Since the RADOS backend is distributed, we need to make sure that both the temp object and the target object will be located in the same placement group (and on the same OSD). Usually the object location is determined by the object name, but for this purpose we used the “object locator” feature, which allows us to provide alternative string that is fed into the hash function. In this case we use the target object name as the object locator for the temporary object, ensuring that both objects end up on the same placement group on the same node so that the clone operation can work.
With atomic PUT we know that the objects are consistent. However, this doesn’t help with clients reading when an object is being written. Since there can be multiple librados read operations for a single GET, some of the reads may happen before the object is replaced and some may happen after that, leading to an inconsistent “torn” result.
In addition to atomic operations, RADOS has a nice feature called compound operations which allow you to send a few operations that are bundled together and applied atomically. If one of the operations fail, nothing is applied. We use this for atomic PUT in order to set both data and metadata on the target object in a single atomic operation.

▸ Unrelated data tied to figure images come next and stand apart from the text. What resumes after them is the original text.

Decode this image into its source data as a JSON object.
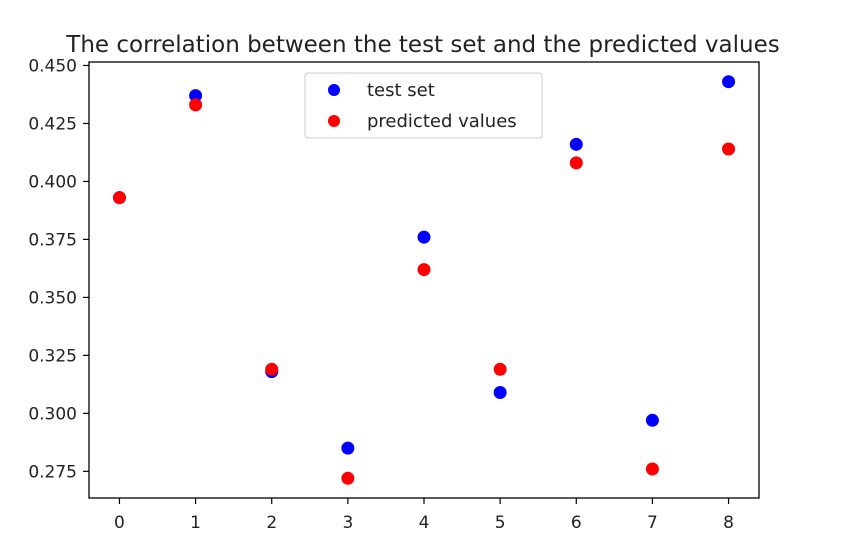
{
  "chart_data": {
    "type": "scatter",
    "title": "The correlation between the test set and the predicted values",
    "xlabel": "",
    "ylabel": "",
    "xlim": [
      -0.4,
      8.4
    ],
    "ylim": [
      0.2635,
      0.4515
    ],
    "xticks": [
      0,
      1,
      2,
      3,
      4,
      5,
      6,
      7,
      8
    ],
    "xtick_labels": [
      "0",
      "1",
      "2",
      "3",
      "4",
      "5",
      "6",
      "7",
      "8"
    ],
    "yticks": [
      0.275,
      0.3,
      0.325,
      0.35,
      0.375,
      0.4,
      0.425,
      0.45
    ],
    "ytick_labels": [
      "0.275",
      "0.300",
      "0.325",
      "0.350",
      "0.375",
      "0.400",
      "0.425",
      "0.450"
    ],
    "grid": false,
    "legend_position": "upper-center",
    "series": [
      {
        "name": "test set",
        "color": "#0000ff",
        "x": [
          0,
          1,
          2,
          3,
          4,
          5,
          6,
          7,
          8
        ],
        "y": [
          0.393,
          0.437,
          0.318,
          0.285,
          0.376,
          0.309,
          0.416,
          0.297,
          0.443
        ]
      },
      {
        "name": "predicted values",
        "color": "#ff0000",
        "x": [
          0,
          1,
          2,
          3,
          4,
          5,
          6,
          7,
          8
        ],
        "y": [
          0.393,
          0.433,
          0.319,
          0.272,
          0.362,
          0.319,
          0.408,
          0.276,
          0.414
        ]
      }
    ]
  }
}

For the atomic GET we introduce an object “tag,” which is a random value that we generate for each PUT and store as an object attribute (xattr). When radosgw writes to an object it first checks for an existing object and fetches its tag (which it can do atomically). If the object exists it clones it to a new object with the tag as a suffix (taking necessary steps to avoid name collisions) and the original object name as the locator. The compound clone operation looks like:
- check to see if object <name> tag attribute is <tag>
- clone to <name>_<tag>
The first operation is a guard to make sure that the object hasn’t been rewritten since we first read it. (Had it been rewritten, we need to restart the whole operation and reread the tag.) We put the same guard when we write the new object instance, to make sure that there was no racing operation.

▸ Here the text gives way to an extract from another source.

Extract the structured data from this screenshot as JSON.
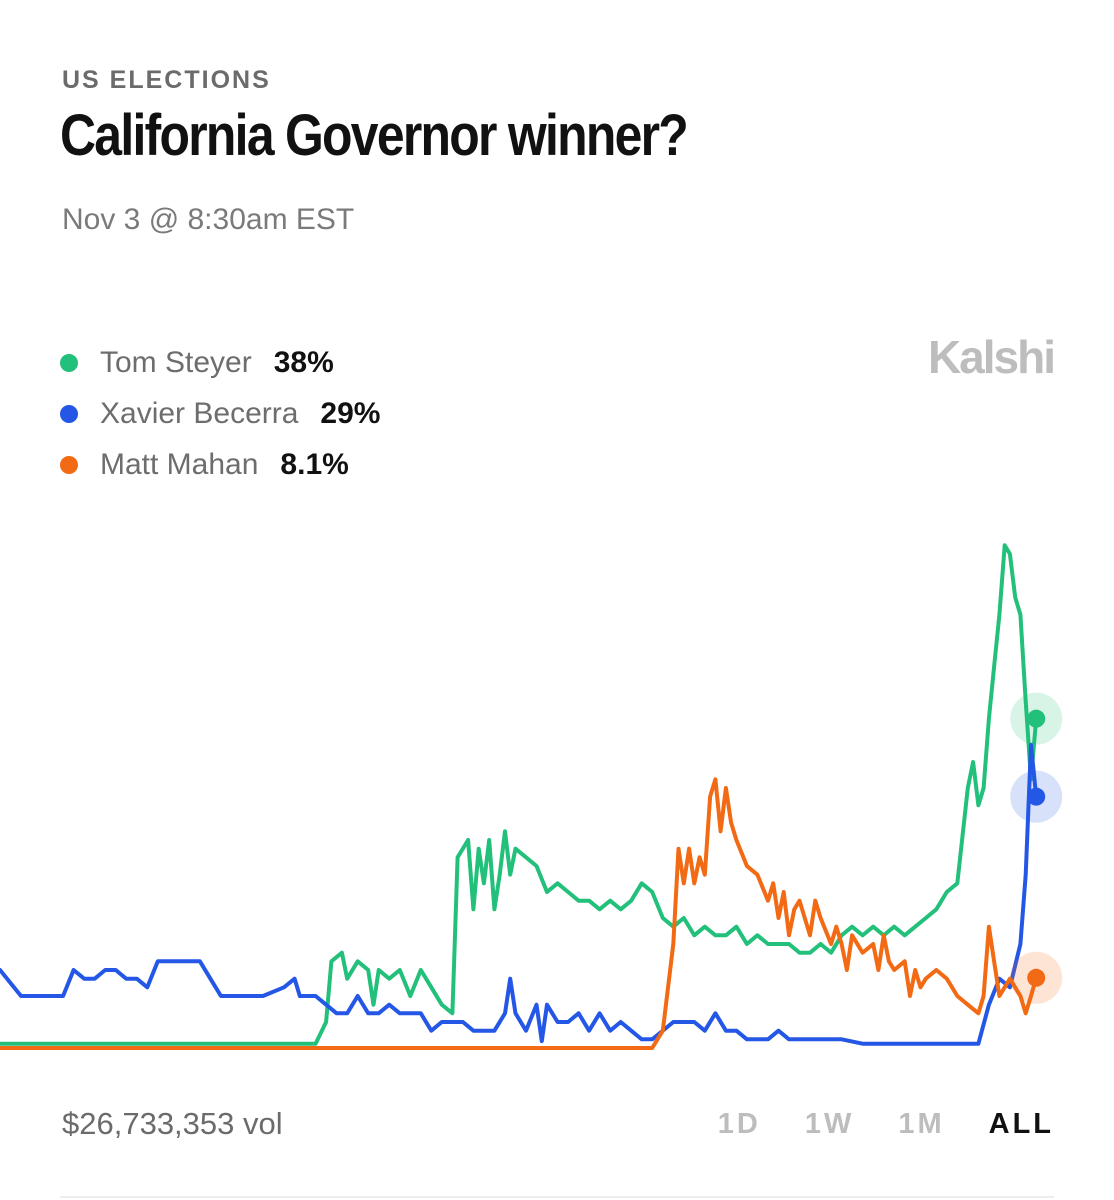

A client that reads the object also starts by reading the tag, and putting the same guard before each subsequent read operation. If the guard fails, the client knows that the object has been rewritten. However, it also knows that since it has been rewritten, the object that it started reading can now be found at <name>_<tag>. So, reading of an object named foo looks like this:
- read object foo tag -> 123
- verify object foo tag is “123″; read object foo (offset = 0, size = 512K) -> ok, read 512K
- check object foo tag is “123″; read object foo (offset = 512K, size = 512K) -> not ok, object was replaced
- read object foo_123 (offset = 512K, size = 512K) -> ok, read 512K
The final component is an intent log. Since we end up creating multiple instances of the same object under different names, we need to make sure that these object are cleaned up after some reasonable amount of time. We added a log object which we record each such object that needs to be removed. After a sufficient amount of time (however long we expect very slow GETs to still succeed), a process iterates over the log and removes old objects.